18 febrero 2012

...DE ALGUNAS INCOHERENCIAS...

Os dejo un post de un gran bloguero que tuvo el placer de escribir-algún post que otro en esta casa- llamado Guilmar, que no tiene desperdicio, en él hace referencia a la "Libertad de Expresión" que "algunos blogueros" ejercen en sus Blogs para insultar u ofender a cualquier ser viviente y luego trás algún comentario dejado, no dándole su misma opinión, es eliminado indiscriminadamente.

Dice así:
 Siempre que me senté frente al PC y abrí este blog, era para escribir sobre temas relacionados con el fútbol y, concretamente, con contenidos concernientes al Sevilla F.C.
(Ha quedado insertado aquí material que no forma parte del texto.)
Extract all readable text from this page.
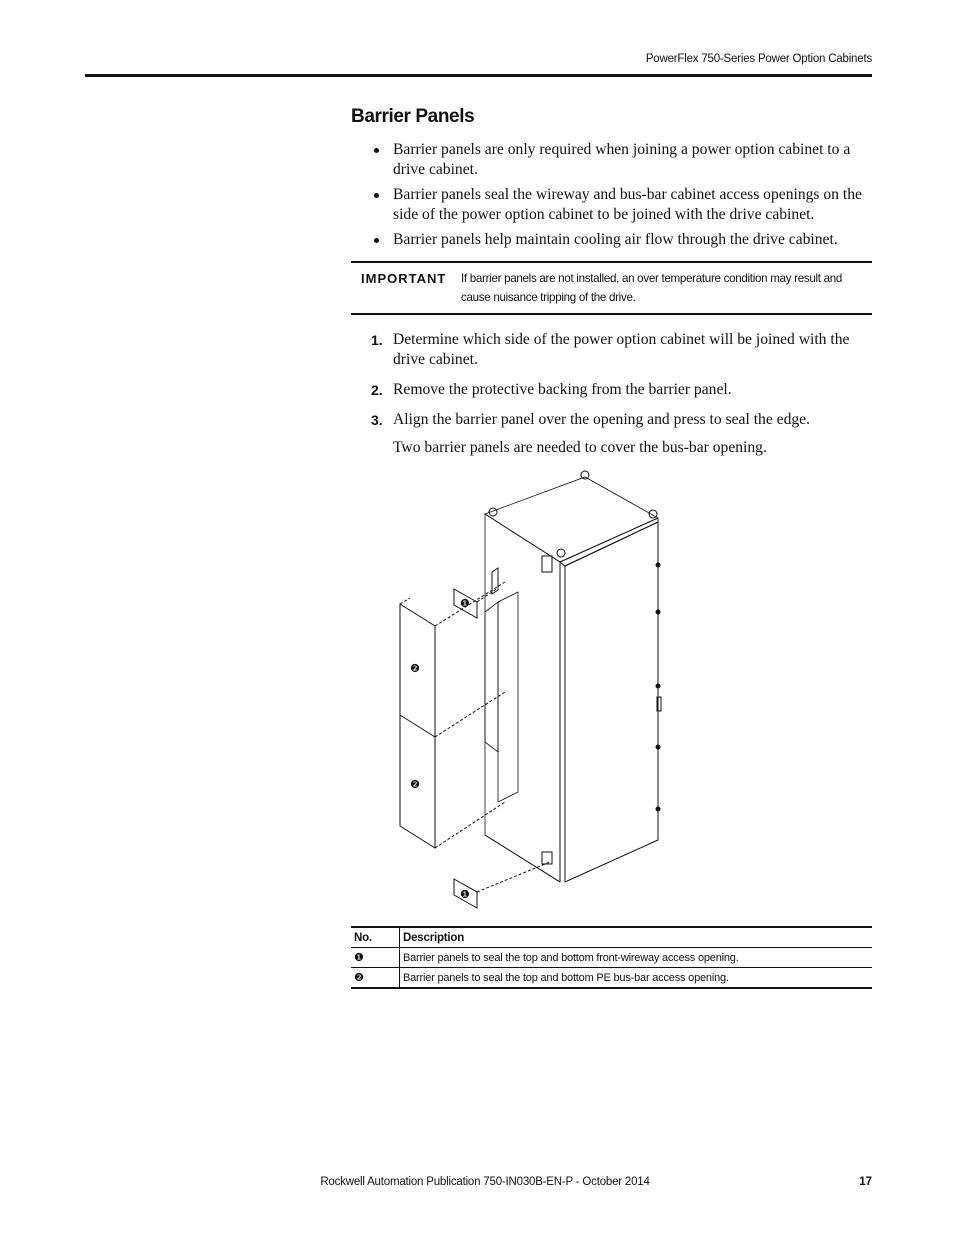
PowerFlex 750-Series Power Option Cabinets
Barrier Panels
Barrier panels are only required when joining a power option cabinet to a drive cabinet.
Barrier panels seal the wireway and bus-bar cabinet access openings on the side of the power option cabinet to be joined with the drive cabinet.
Barrier panels help maintain cooling air flow through the drive cabinet.
IMPORTANT If barrier panels are not installed, an over temperature condition may result and cause nuisance tripping of the drive.
1. Determine which side of the power option cabinet will be joined with the drive cabinet.
2. Remove the protective backing from the barrier panel.
3. Align the barrier panel over the opening and press to seal the edge.
Two barrier panels are needed to cover the bus-bar opening.
❶
❷
❷
❶
No.	Description
❶	Barrier panels to seal the top and bottom front-wireway access opening.
❷	Barrier panels to seal the top and bottom PE bus-bar access opening.
Rockwell Automation Publication 750-IN030B-EN-P - October 2014	17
Este blog lo lee poca gente, o al menos así lo compruebo. No me extraña en absoluto puesto que llevé largo periodo sin incluir un post debido a problemas de índole familiar. Y eso, aunque no lo parezca o se aprecie, lo nota este que ahora escribe.

Tampoco es que tuviera muchos seguidores en la etapa anterior, ya que comencé éste con bastante tardanza respecto a muchos de esta blogosfera sevillista.
Aún así tenía la leve esperanza de hacerme un hueco entre ellos y a base de tesón y mucha perseverancia hacerme conocido y de esta manera conseguir además incondicionales y blogs que, como costumbre o enganche, “linkaran” hacia esta dirección. ¿Vanidad? Todo el que escribe peca de ella. ¿Satisfactorio? Es lo máximo que pretendo, sin llegar a pecar de prepotente.

Sea como fuere yo seguiré escribiendo a sabiendas de que este blog pocos lo verán, pero me basta con plasmar mis ideas, mi experiencia como entrenador, mis conocimientos como futbolista que fui en Alemania hace bastantes años y sobre todo con redactar críticas, elogios, crónicas de partidos y todo lo que mi espacio corto de tiempo disponible me permita escribir sobre mi equipo.

Pero hoy no voy a hacerlo precisamente del Sevilla F.C., no.

Hoy voy a hacerlo porque me revienta ver como muchísimos blogs se amparan en eso que llamamos libertad de expresión, libre exposición de ideas o pensamientos e incluso se atreven a lanzar insultos, palabras soeces, aberraciones del idioma y todo tipo de ofensa a lo que sea o a quién sea.

Y no es necesariamente por esto que acabo de escribir por lo que me indigno, no. Porque cualquiera, en un momento de rabia, ira o pérdida de los nervios, puede incurrir en tamaño agravio. Es lo que al final de cada post aparece. Publicar un comentario en la entrada.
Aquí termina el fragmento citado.